Whether it’s a grinding, hammering, or screeching sound, there’s often a component to blame when a Whirlpool washer makes loud noises while spinning. We will eliminate the need for detective work by providing a list of parts, their locations, and potential problems.
1. Tub Bearing
Tub bearings are frequently to blame when you hear your washing machine make noise while spinning. These components aid in the smooth rotation of the washing tub.
A front-loading washer has two bearings on the bottom of the outer tub, whereas a top-loading washer has only one bearing near the transmission. Over time, exposure to detergent and the weight of heavy loads can deteriorate your washer tub’s bearings, causing it to spin less smoothly.
2. Drive Pulley
The noisy spinning of a Whirlpool washer can also be attributed to the driving pulley. This component helps rotate the washer drum by rotating the driving belt with the motor or gearbox of the machine. The driving pulley is placed on the rear of the washer drum, and with time it can become fractured, loose, or deformed.
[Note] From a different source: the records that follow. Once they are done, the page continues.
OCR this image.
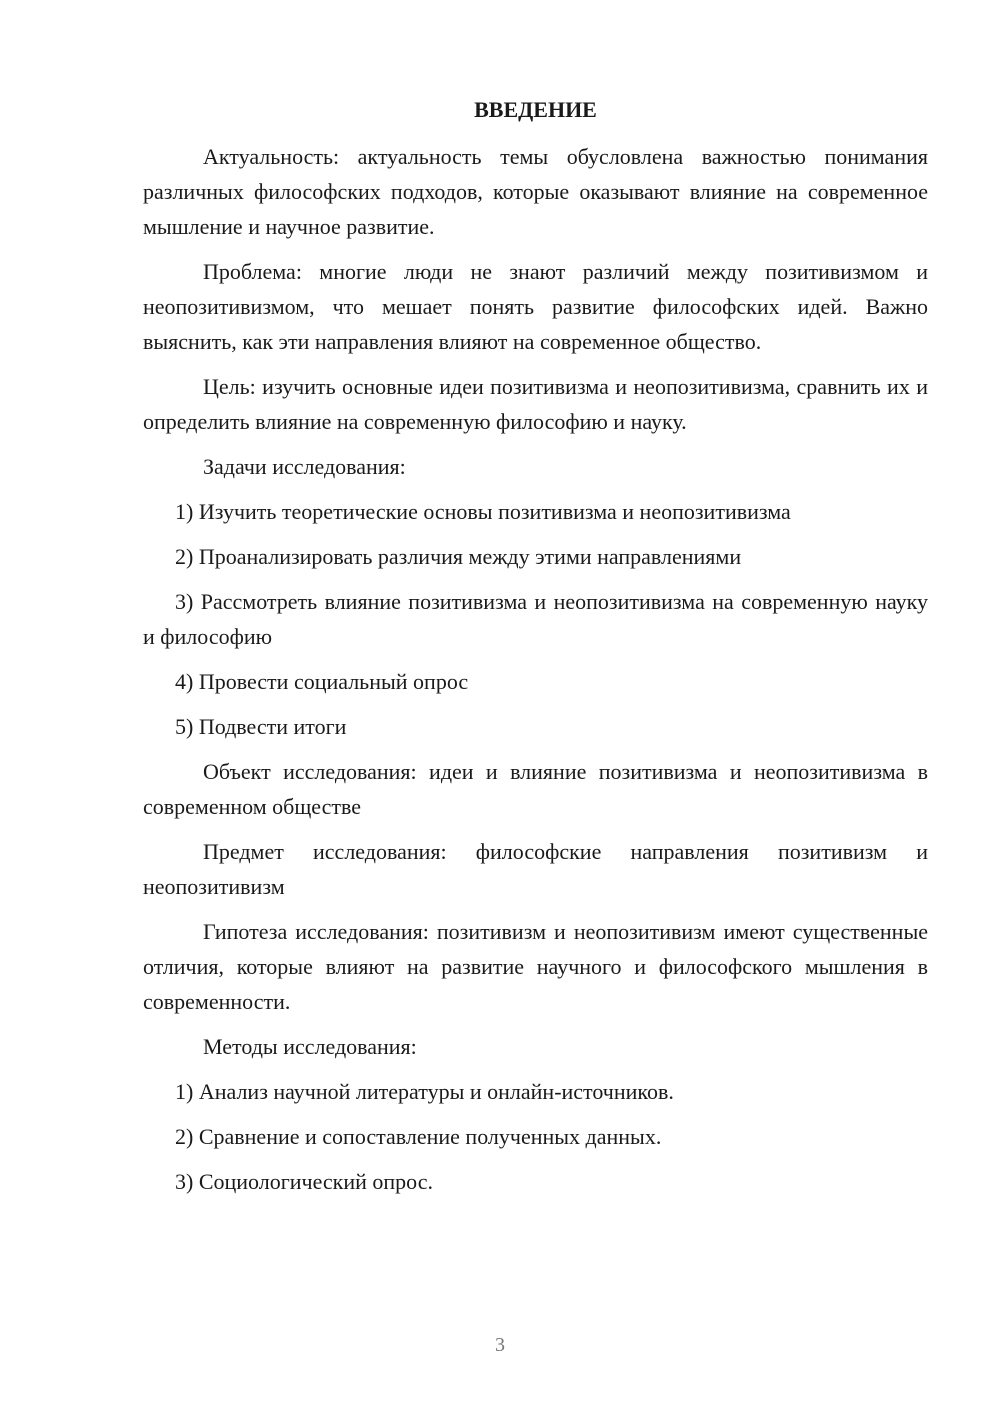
ВВЕДЕНИЕ

Актуальность: актуальность темы обусловлена важностью понимания различных философских подходов, которые оказывают влияние на современное мышление и научное развитие.

Проблема: многие люди не знают различий между позитивизмом и неопозитивизмом, что мешает понять развитие философских идей. Важно выяснить, как эти направления влияют на современное общество.

Цель: изучить основные идеи позитивизма и неопозитивизма, сравнить их и определить влияние на современную философию и науку.

Задачи исследования:

1) Изучить теоретические основы позитивизма и неопозитивизма

2) Проанализировать различия между этими направлениями

3) Рассмотреть влияние позитивизма и неопозитивизма на современную науку и философию

4) Провести социальный опрос

5) Подвести итоги

Объект исследования: идеи и влияние позитивизма и неопозитивизма в современном обществе

Предмет исследования: философские направления позитивизм и неопозитивизм

Гипотеза исследования: позитивизм и неопозитивизм имеют существенные отличия, которые влияют на развитие научного и философского мышления в современности.

Методы исследования:

1) Анализ научной литературы и онлайн-источников.

2) Сравнение и сопоставление полученных данных.

3) Социологический опрос.

3
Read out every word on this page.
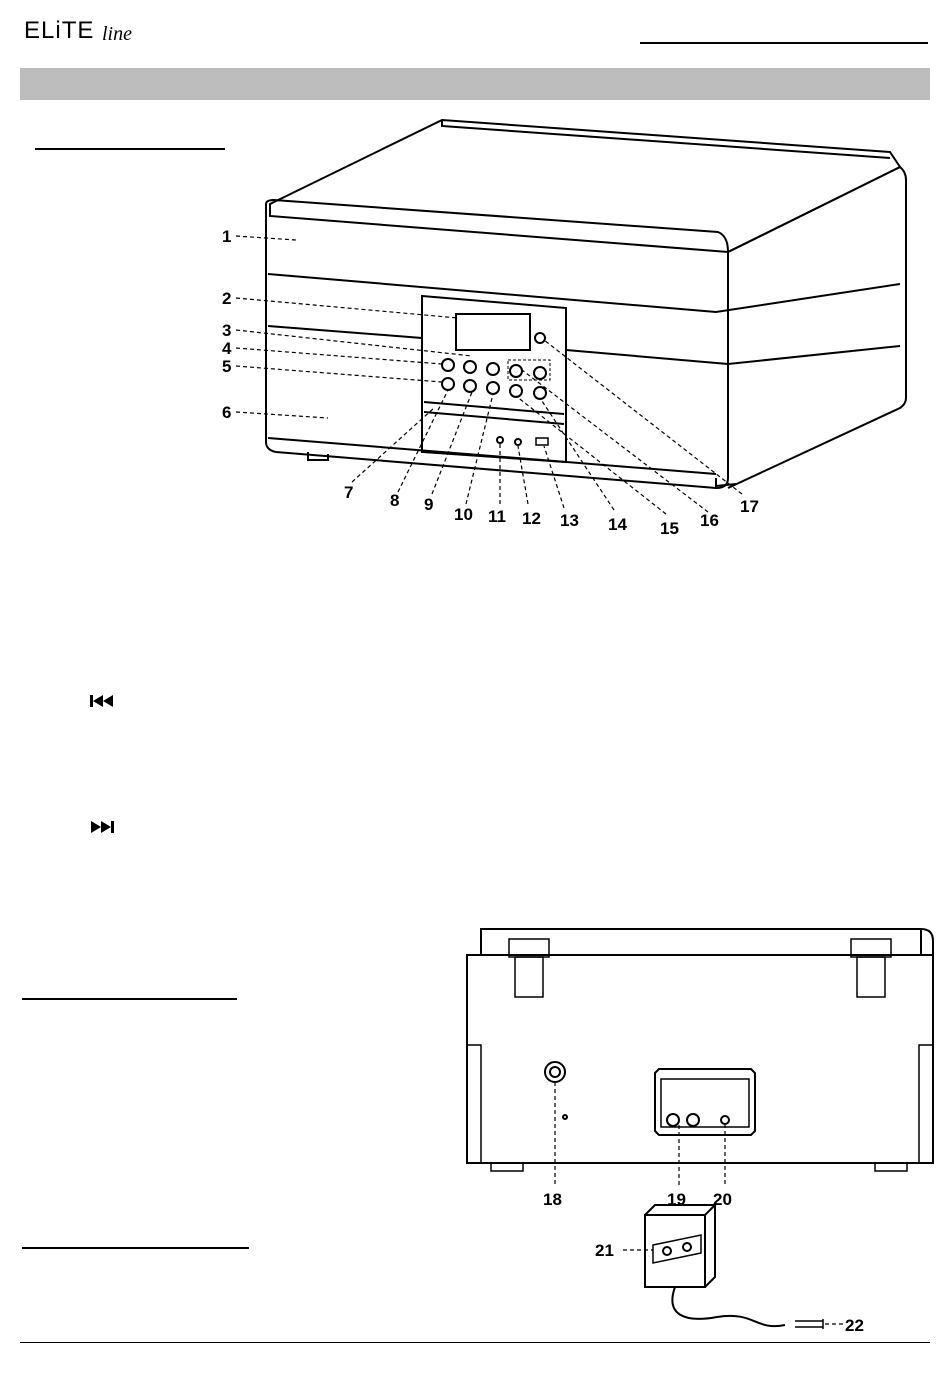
ELiTE line
1
2
3
4
5
6
7 8 9
10 11 12 13 14 15 16
17
18	19 20
21
22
Due to its position on the drum, a malfunctioning washer will make a loud noise during the spin cycle.
3. Drive Belt
The drive belt, in conjunction with the driving pulley and the motor or gearbox, physically moves the washing tub. Back of front-loading machines is where you will find the drive belt stretched between the motor and drum.
The belt and motor of a top loader are typically located at the bottom of the drum. Each wash cycle exposes the drive belt to motion and friction, making it the true workhorse of the washer. It can tear, split, or break with time, causing your Whirlpool washer’s spin cycle to become noisy.
4. Motor Coupling
The motor coupling connects the motor to the gearbox to assist transfer power to the machine. It is often seen in top-loading washing machines. The motor coupling, which is located on the motor itself, might deteriorate with time or continuous exposure to excessively high loads of washing.
When this occurs, the driving forks in the motor and gearbox will slip and scrape against one another, causing the washer drum to make a rumbling sound.
5. Faulty Clutch
Like a car’s clutch, a washing machine’s clutch allows the tub to achieve its maximum speed. In top-loading washing machines, it helps the agitator move. It is normally positioned on the transmission of the washer. As the clutch wears over time, it will create a loud noise while operating and spinning the drum.